I leaned over and rubbed his warm shoulder and prayed for a bit and then I began talking out loud to him. I wanted my kids to feel free to speak to him if they felt like it- but they didn’t have to do anything. This was the first time they had ever been to a care facility such as this. I was worried they would be afraid. I wanted to somehow put them at ease but they were handling it ok.
We left my husband to be alone with his dad for a while. My kids and I sat together on old rocking chairs in the hallway- we cried and we talked. I kept asking if they were ok. My son said he was shaken because he “hadn’t done anything like this before”- (saying goodbye to someone he knew that was going to die). He and my daughter both said they were glad they came to say their goodbyes but that it was very hard.
When Kevin came out of the room to get us I asked the kids if they wanted to go back in and they both said yes. I’m glad they wanted to – I think they’ll always know they got to say goodbye. I think it is closure for them.
I leaned over the man that has loved me like a daughter and whispered a few things in his ear – then I kissed his head.
I thanked him for loving me like his own child. I thanked him for raising the most wonderful son. I told him I would take care of Kevin, and I asked Dad to visit me in my dreams to let me know he is ok.
My son hugged him – tears flowing. He is my sensitive kid and I worried he would hold it all in. I’ll try to talk with him often over the next week. My heart hurts for my kid’s pain.
My daughter stood crying in the doorway – I can tell she was scared but didn’t want to be. She was faced looking into the hall and she would turn and look at Dad and then turn away and try not to cry but it wasn’t working. She’s pretty tough and I think this tug at her emotions threw her off a bit. She doesn’t like to cry but she let the tears come and I think this was good for her. It hurt me to see her so saddened but for her to let that out is a big deal.
We went to leave and my heart dropped. This may be the final goodbye. I could hardly step from the room. I kissed him again and I walked out – my heart breaking and my eyes zooming in on the exit door. I needed to get out before the dam broke.
I pushed out of the door and the sobs came. I turned around and looked at the rest of my family and realized we were all crying too. When we got back to the car we sat there for a little while trying to get it together. We were one ball of sad – but we were sad together.
I didn’t feel like going home right away and I felt like doing something happy. So we drove to see a big Christmas light display in a park not far away.
I think it lightened my kids’ mood and it did lighten mine. Kevin seemed glad for the distraction.
Sometimes the blend of sadness and happy and grief and joy that can exist in one day astounds me. They all exist at each second of the day. When we are sad and grieving we want life to stop and wait because we are so consumed with it but the world still throws some happiness and joy in there. Sometimes we experience them all in one day – it’s quite amazing.

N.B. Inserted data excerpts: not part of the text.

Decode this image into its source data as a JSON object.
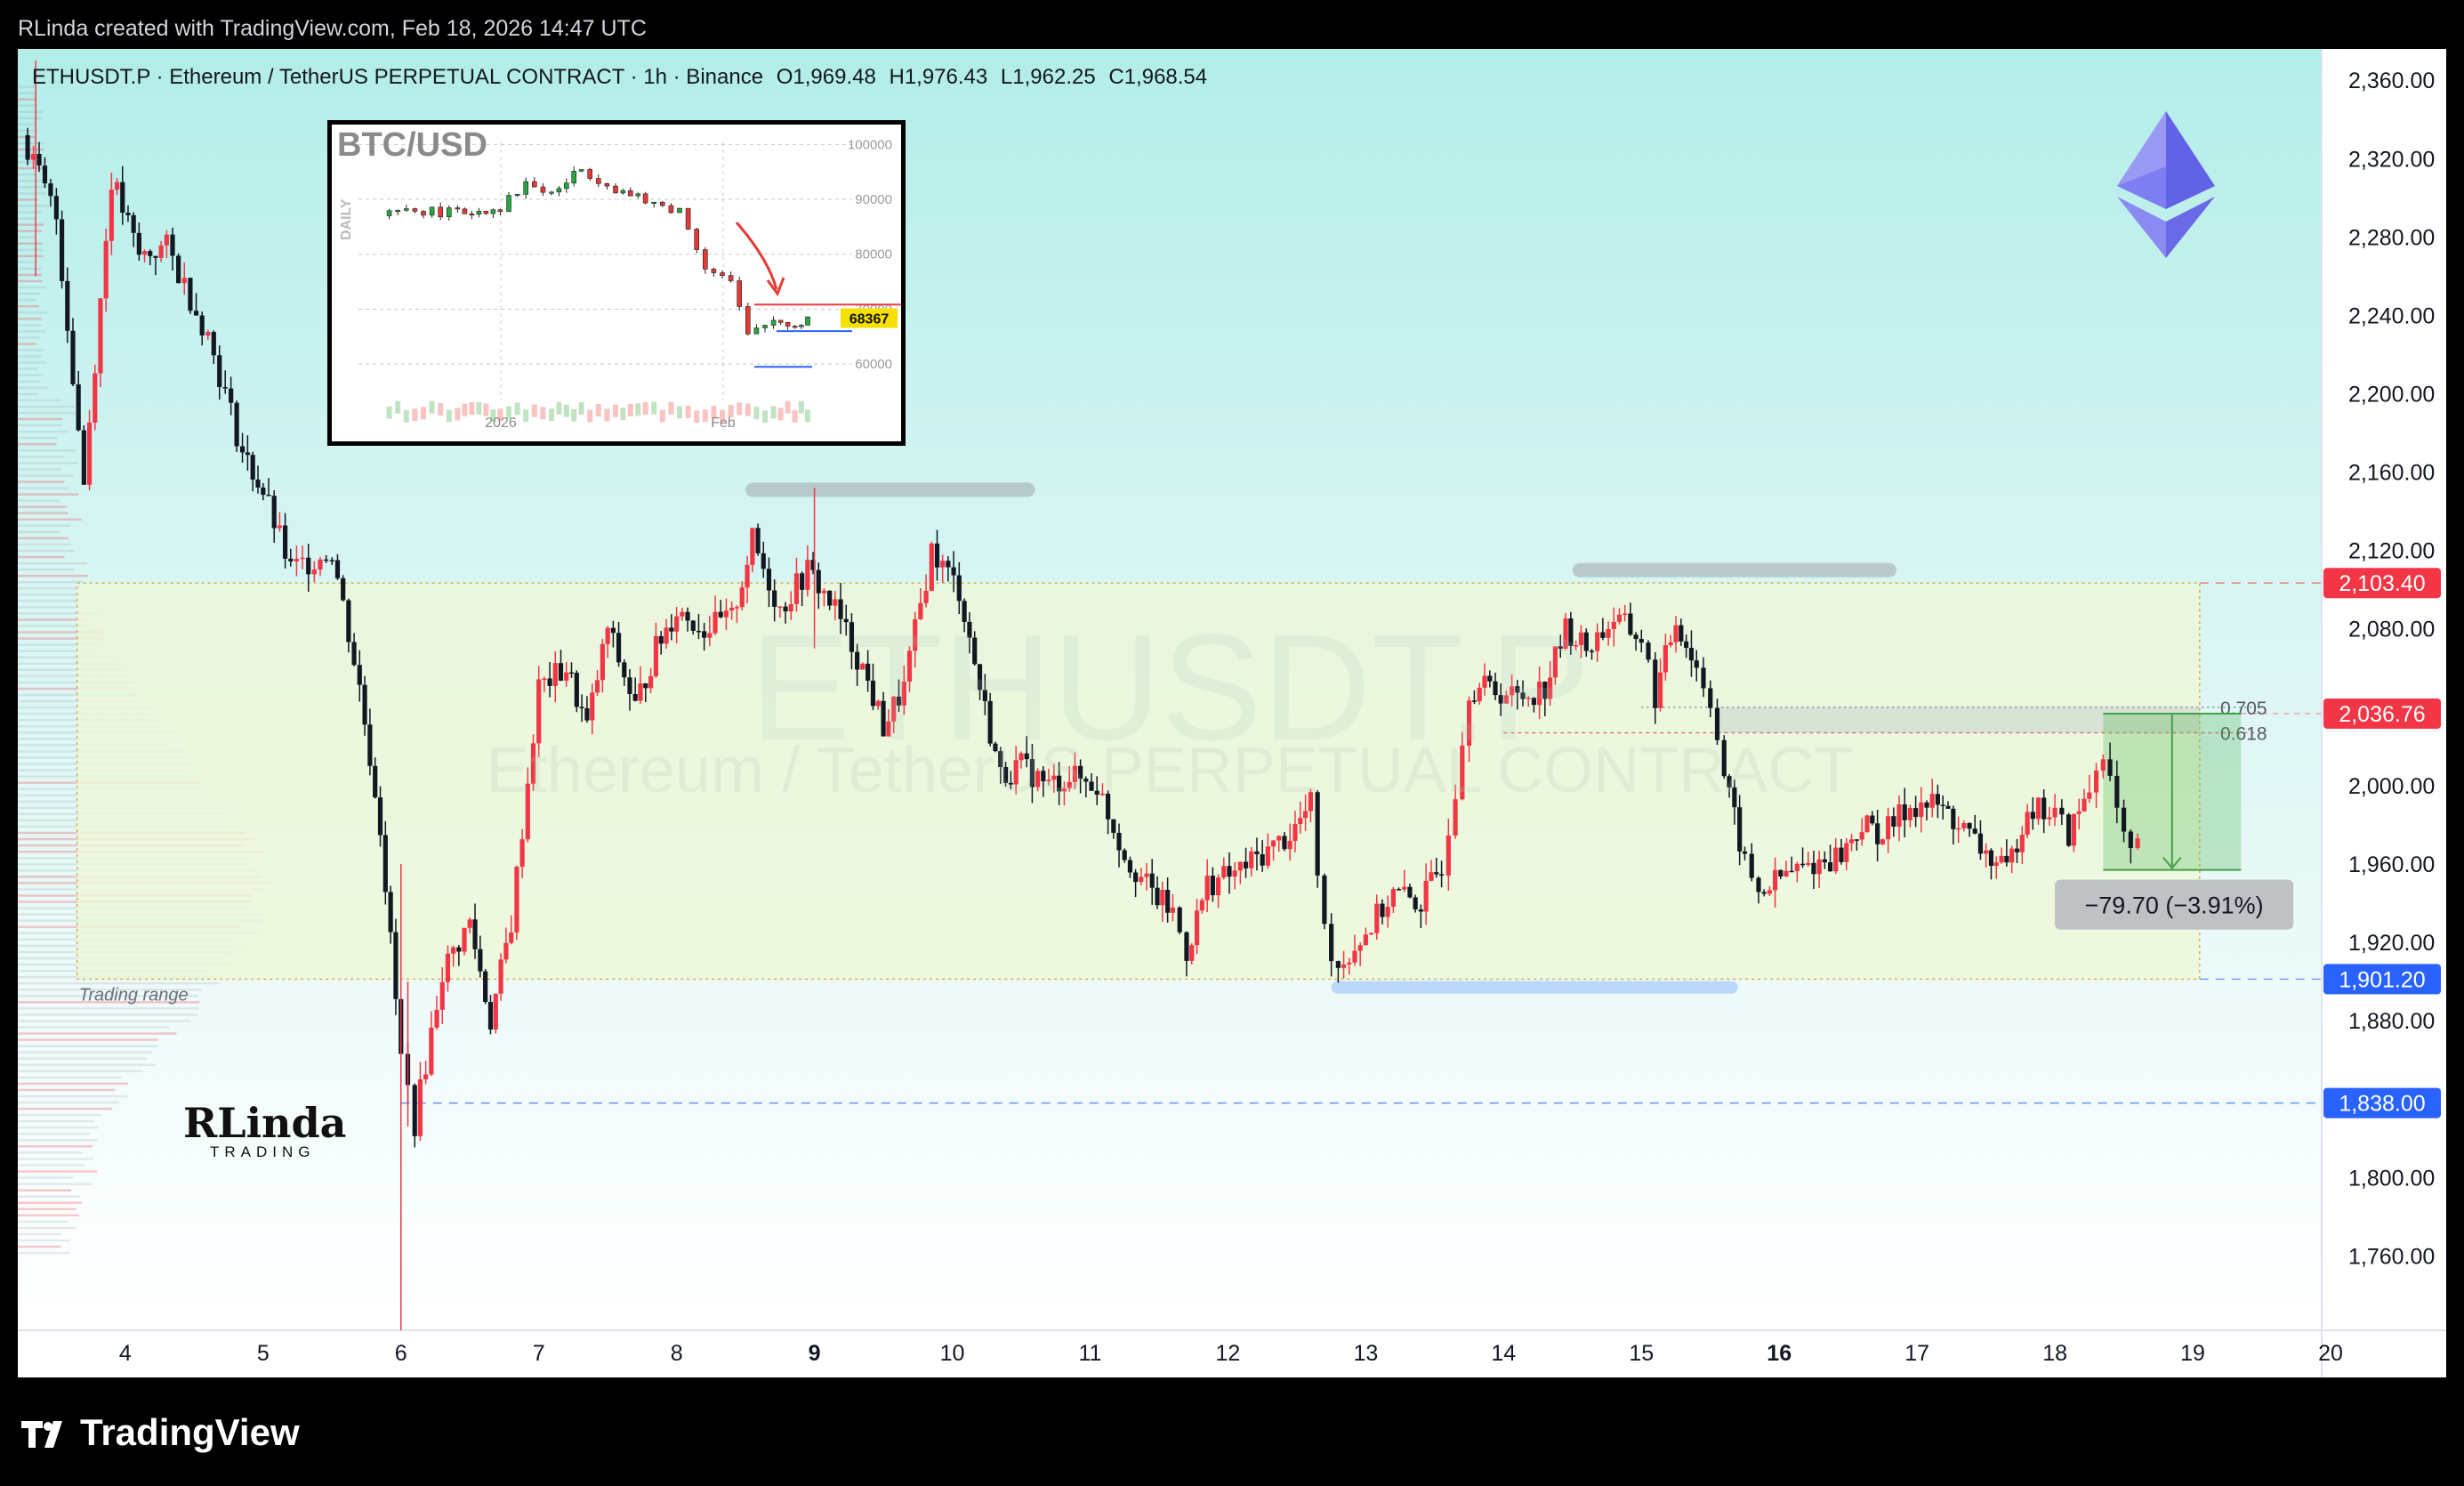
{
  "header": {
    "credit": "RLinda created with TradingView.com, Feb 18, 2026 14:47 UTC"
  },
  "legend": {
    "symbol": "ETHUSDT.P · Ethereum / TetherUS PERPETUAL CONTRACT · 1h · Binance",
    "open": "O1,969.48",
    "high": "H1,976.43",
    "low": "L1,962.25",
    "close": "C1,968.54"
  },
  "watermark": {
    "symbol": "ETHUSDT.P",
    "description": "Ethereum / TetherUS PERPETUAL CONTRACT"
  },
  "footer": {
    "brand": "TradingView"
  },
  "annotations": {
    "trading_range_label": "Trading range",
    "measure_label": "−79.70 (−3.91%)",
    "fib_705": "0.705",
    "fib_618": "0.618",
    "author_logo": "RLinda",
    "author_logo_sub": "TRADING"
  },
  "price_tags": [
    {
      "value": 2103.4,
      "label": "2,103.40",
      "color": "#f23645"
    },
    {
      "value": 2036.76,
      "label": "2,036.76",
      "color": "#f23645"
    },
    {
      "value": 1901.2,
      "label": "1,901.20",
      "color": "#2962ff"
    },
    {
      "value": 1838.0,
      "label": "1,838.00",
      "color": "#2962ff"
    }
  ],
  "colors": {
    "up": "#f23645",
    "down": "#131722",
    "accent_blue": "#2962ff",
    "range_fill": "#eef8d8",
    "target_fill": "#4caf50"
  },
  "chart_data": [
    {
      "type": "candlestick",
      "title": "",
      "x_ticks": [
        {
          "day": 4,
          "label": "4",
          "bold": false
        },
        {
          "day": 5,
          "label": "5",
          "bold": false
        },
        {
          "day": 6,
          "label": "6",
          "bold": false
        },
        {
          "day": 7,
          "label": "7",
          "bold": false
        },
        {
          "day": 8,
          "label": "8",
          "bold": false
        },
        {
          "day": 9,
          "label": "9",
          "bold": true
        },
        {
          "day": 10,
          "label": "10",
          "bold": false
        },
        {
          "day": 11,
          "label": "11",
          "bold": false
        },
        {
          "day": 12,
          "label": "12",
          "bold": false
        },
        {
          "day": 13,
          "label": "13",
          "bold": false
        },
        {
          "day": 14,
          "label": "14",
          "bold": false
        },
        {
          "day": 15,
          "label": "15",
          "bold": false
        },
        {
          "day": 16,
          "label": "16",
          "bold": true
        },
        {
          "day": 17,
          "label": "17",
          "bold": false
        },
        {
          "day": 18,
          "label": "18",
          "bold": false
        },
        {
          "day": 19,
          "label": "19",
          "bold": false
        },
        {
          "day": 20,
          "label": "20",
          "bold": false
        }
      ],
      "y_ticks": [
        2360,
        2320,
        2280,
        2240,
        2200,
        2160,
        2120,
        2080,
        2040,
        2000,
        1960,
        1920,
        1880,
        1840,
        1800,
        1760
      ],
      "y_tick_labels": [
        "2,360.00",
        "2,320.00",
        "2,280.00",
        "2,240.00",
        "2,200.00",
        "2,160.00",
        "2,120.00",
        "2,080.00",
        "2,040.00",
        "2,000.00",
        "1,960.00",
        "1,920.00",
        "1,880.00",
        "1,840.00",
        "1,800.00",
        "1,760.00"
      ],
      "ylim": [
        1722,
        2376
      ],
      "xlim": [
        3.22,
        20.0
      ],
      "trading_range": {
        "x_start": 3.65,
        "x_end": 19.05,
        "y_low": 1901.2,
        "y_high": 2103.4
      },
      "fib_zone": {
        "x_start": 15.55,
        "x_end": 19.05,
        "y_low": 2027,
        "y_high": 2040
      },
      "target_box": {
        "x_start": 18.35,
        "x_end": 19.35,
        "y_high": 2036.76,
        "y_low": 1957
      },
      "support_1838": {
        "x_start": 6.0,
        "x_end": 19.05,
        "y": 1838
      },
      "resistance_marks": [
        {
          "x_start": 8.5,
          "x_end": 10.6,
          "y": 2151
        },
        {
          "x_start": 14.5,
          "x_end": 16.85,
          "y": 2110
        }
      ],
      "support_mark": {
        "x_start": 12.75,
        "x_end": 15.7,
        "y": 1897
      },
      "key_points": [
        {
          "x": 3.25,
          "y": 2332
        },
        {
          "x": 3.5,
          "y": 2290
        },
        {
          "x": 3.7,
          "y": 2155
        },
        {
          "x": 3.9,
          "y": 2310
        },
        {
          "x": 4.1,
          "y": 2270
        },
        {
          "x": 4.3,
          "y": 2275
        },
        {
          "x": 4.6,
          "y": 2230
        },
        {
          "x": 4.85,
          "y": 2170
        },
        {
          "x": 5.0,
          "y": 2150
        },
        {
          "x": 5.2,
          "y": 2110
        },
        {
          "x": 5.5,
          "y": 2120
        },
        {
          "x": 5.7,
          "y": 2050
        },
        {
          "x": 5.85,
          "y": 1980
        },
        {
          "x": 6.0,
          "y": 1860
        },
        {
          "x": 6.1,
          "y": 1828
        },
        {
          "x": 6.3,
          "y": 1905
        },
        {
          "x": 6.5,
          "y": 1930
        },
        {
          "x": 6.65,
          "y": 1880
        },
        {
          "x": 6.8,
          "y": 1930
        },
        {
          "x": 7.0,
          "y": 2050
        },
        {
          "x": 7.2,
          "y": 2060
        },
        {
          "x": 7.35,
          "y": 2030
        },
        {
          "x": 7.5,
          "y": 2080
        },
        {
          "x": 7.7,
          "y": 2040
        },
        {
          "x": 7.85,
          "y": 2070
        },
        {
          "x": 8.0,
          "y": 2090
        },
        {
          "x": 8.2,
          "y": 2080
        },
        {
          "x": 8.4,
          "y": 2085
        },
        {
          "x": 8.55,
          "y": 2125
        },
        {
          "x": 8.75,
          "y": 2090
        },
        {
          "x": 8.95,
          "y": 2110
        },
        {
          "x": 9.15,
          "y": 2090
        },
        {
          "x": 9.35,
          "y": 2060
        },
        {
          "x": 9.5,
          "y": 2030
        },
        {
          "x": 9.65,
          "y": 2050
        },
        {
          "x": 9.85,
          "y": 2120
        },
        {
          "x": 10.05,
          "y": 2100
        },
        {
          "x": 10.2,
          "y": 2050
        },
        {
          "x": 10.35,
          "y": 2005
        },
        {
          "x": 10.5,
          "y": 2010
        },
        {
          "x": 10.7,
          "y": 2000
        },
        {
          "x": 10.85,
          "y": 2005
        },
        {
          "x": 11.05,
          "y": 2000
        },
        {
          "x": 11.25,
          "y": 1965
        },
        {
          "x": 11.45,
          "y": 1945
        },
        {
          "x": 11.6,
          "y": 1935
        },
        {
          "x": 11.7,
          "y": 1915
        },
        {
          "x": 11.85,
          "y": 1950
        },
        {
          "x": 12.05,
          "y": 1955
        },
        {
          "x": 12.25,
          "y": 1965
        },
        {
          "x": 12.45,
          "y": 1975
        },
        {
          "x": 12.6,
          "y": 1990
        },
        {
          "x": 12.7,
          "y": 1925
        },
        {
          "x": 12.8,
          "y": 1908
        },
        {
          "x": 13.0,
          "y": 1925
        },
        {
          "x": 13.2,
          "y": 1945
        },
        {
          "x": 13.4,
          "y": 1940
        },
        {
          "x": 13.55,
          "y": 1960
        },
        {
          "x": 13.65,
          "y": 2000
        },
        {
          "x": 13.75,
          "y": 2050
        },
        {
          "x": 13.9,
          "y": 2050
        },
        {
          "x": 14.1,
          "y": 2045
        },
        {
          "x": 14.3,
          "y": 2050
        },
        {
          "x": 14.45,
          "y": 2080
        },
        {
          "x": 14.6,
          "y": 2070
        },
        {
          "x": 14.8,
          "y": 2085
        },
        {
          "x": 15.0,
          "y": 2075
        },
        {
          "x": 15.1,
          "y": 2045
        },
        {
          "x": 15.25,
          "y": 2085
        },
        {
          "x": 15.4,
          "y": 2060
        },
        {
          "x": 15.5,
          "y": 2045
        },
        {
          "x": 15.6,
          "y": 2005
        },
        {
          "x": 15.75,
          "y": 1960
        },
        {
          "x": 15.85,
          "y": 1945
        },
        {
          "x": 16.05,
          "y": 1955
        },
        {
          "x": 16.25,
          "y": 1960
        },
        {
          "x": 16.45,
          "y": 1965
        },
        {
          "x": 16.6,
          "y": 1980
        },
        {
          "x": 16.75,
          "y": 1975
        },
        {
          "x": 16.95,
          "y": 1990
        },
        {
          "x": 17.15,
          "y": 1990
        },
        {
          "x": 17.3,
          "y": 1980
        },
        {
          "x": 17.5,
          "y": 1965
        },
        {
          "x": 17.65,
          "y": 1955
        },
        {
          "x": 17.8,
          "y": 1990
        },
        {
          "x": 18.0,
          "y": 1985
        },
        {
          "x": 18.1,
          "y": 1975
        },
        {
          "x": 18.25,
          "y": 1998
        },
        {
          "x": 18.35,
          "y": 2020
        },
        {
          "x": 18.45,
          "y": 1985
        },
        {
          "x": 18.55,
          "y": 1962
        },
        {
          "x": 18.6,
          "y": 1968
        }
      ]
    },
    {
      "type": "candlestick",
      "title": "BTC/USD",
      "side_label": "DAILY",
      "x_tick_labels": [
        "2026",
        "Feb"
      ],
      "y_ticks": [
        100000,
        90000,
        80000,
        70000,
        60000
      ],
      "y_tick_labels": [
        "100000",
        "90000",
        "80000",
        "70000",
        "60000"
      ],
      "last_price_label": "68367",
      "key_points": [
        {
          "t": 0,
          "y": 87000
        },
        {
          "t": 0.08,
          "y": 88000
        },
        {
          "t": 0.18,
          "y": 87500
        },
        {
          "t": 0.28,
          "y": 88500
        },
        {
          "t": 0.34,
          "y": 93000
        },
        {
          "t": 0.4,
          "y": 91000
        },
        {
          "t": 0.47,
          "y": 95500
        },
        {
          "t": 0.55,
          "y": 92000
        },
        {
          "t": 0.62,
          "y": 89500
        },
        {
          "t": 0.7,
          "y": 88000
        },
        {
          "t": 0.76,
          "y": 78000
        },
        {
          "t": 0.82,
          "y": 75000
        },
        {
          "t": 0.86,
          "y": 65000
        },
        {
          "t": 0.92,
          "y": 68000
        },
        {
          "t": 0.97,
          "y": 67000
        },
        {
          "t": 1.0,
          "y": 68367
        }
      ]
    }
  ]
}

I think Dad would have liked those lights. I remember when we all went to walk through a Christmas light display when we had just one small baby boy. Dad picked our little son up and walked through the light displays reliving the wonder through a little boy’s eyes.
I’ll miss that man.
I told my kids that this is one of the hard parts of life – the part that we often want to avoid. But really this sadness is also a gift. This sadness comes because we loved someone so much. Love is a true blessing and when we feel grief it’s because we opened ourselves to connection and love. The grief is hard -but how great was that love. The pain is worth it.